Published Report Details
Mandatory Fields
Higgins, O; Sixsmith, J; Barry MM; Domegan, C
A literature review on health information seeking behaviour on the web: a health consumer and health professional perspective.
Stockholm, Sweden
Optional Fields
Healthy Literacy; social marketing, health information; consumer health,
Executive summary The purpose of this literature review is to provide an overview of research studies published from 2006 to 2010 in the English language on online health information-seeking behaviour by adults from the perspective of both the health consumer and the health professional. Interest in the internet as a communication tool for health-related information is growing rapidly [1]. The profile of online health consumers can be broadly defined as patients, patients’ friends/relatives, and citizens in general [2]. Health information-seeking behaviour varies depending on type of information sought, reasons for, and experience of, searching [3]. Research shows that women are more likely than men to search for health information [4,5] and online health consumers tend to be more educated, earn more, and have high-speed internet access at home and at work [6,7]. Internet-based health information is accessed from a variety of sources, including websites run by organisations, homepages run by individuals, and online support groups where people actively exchange health information and blogs.
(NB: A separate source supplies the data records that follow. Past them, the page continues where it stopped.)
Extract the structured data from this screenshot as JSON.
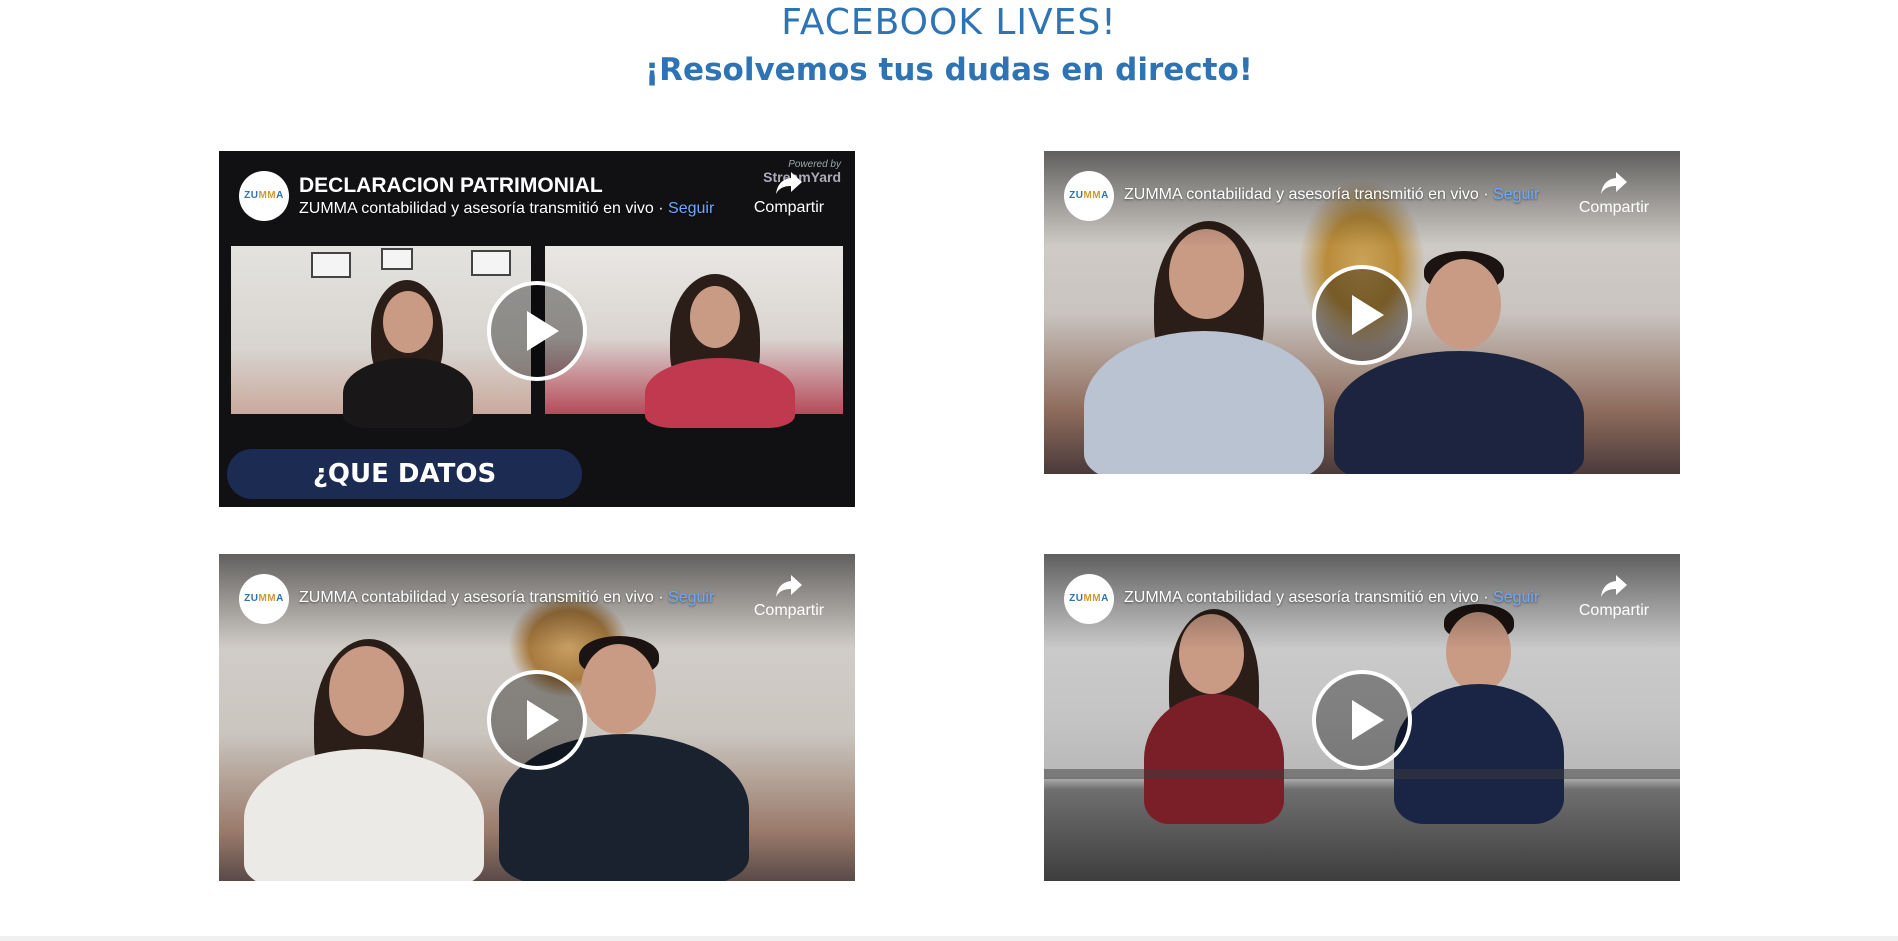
{
  "page": {
    "title": "FACEBOOK LIVES!",
    "subtitle": "¡Resolvemos tus dudas en directo!"
  },
  "colors": {
    "heading": "#2e73b3",
    "follow_link": "#6aa9ff",
    "pill_bg": "#1c2b52"
  },
  "avatar_text": "ZUMMA",
  "videos": [
    {
      "title": "DECLARACION PATRIMONIAL",
      "byline": "ZUMMA contabilidad y asesoría transmitió en vivo · ",
      "follow": "Seguir",
      "share": "Compartir",
      "powered_by": "Powered by",
      "powered_brand": "StreamYard",
      "overlay_text": "¿QUE DATOS CONTIENE?"
    },
    {
      "byline": "ZUMMA contabilidad y asesoría transmitió en vivo · ",
      "follow": "Seguir",
      "share": "Compartir"
    },
    {
      "byline": "ZUMMA contabilidad y asesoría transmitió en vivo · ",
      "follow": "Seguir",
      "share": "Compartir"
    },
    {
      "byline": "ZUMMA contabilidad y asesoría transmitió en vivo · ",
      "follow": "Seguir",
      "share": "Compartir"
    }
  ],
  "icons": {
    "play": "play-icon",
    "share": "share-arrow-icon"
  }
}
As more people use the internet as a source of health information the issue of source credibility and trust in websites becomes important [8]. Research shows that health professionals’ use of the internet to obtain health and medical information has increased [9–11]. Furthermore, in a cross-sectional survey, 80% of physicians reported experience of patients presenting printed internet-sourced health information at visits [12]. Thus, the traditional doctor–patient relationship is being challenged. The internet is a resource available to an increasing number of European citizens but, as with other information sources, differential access and use is apparent both within countries and between countries in the European Union. A lack of research in the European context means that the potential of the internet as a source of health information may not be fully understood. Nevertheless, the internet would appear to provide the ideal medium for the provision of information targeted at the prevention and control of communicable disease for both health consumers and health professionals in Europe.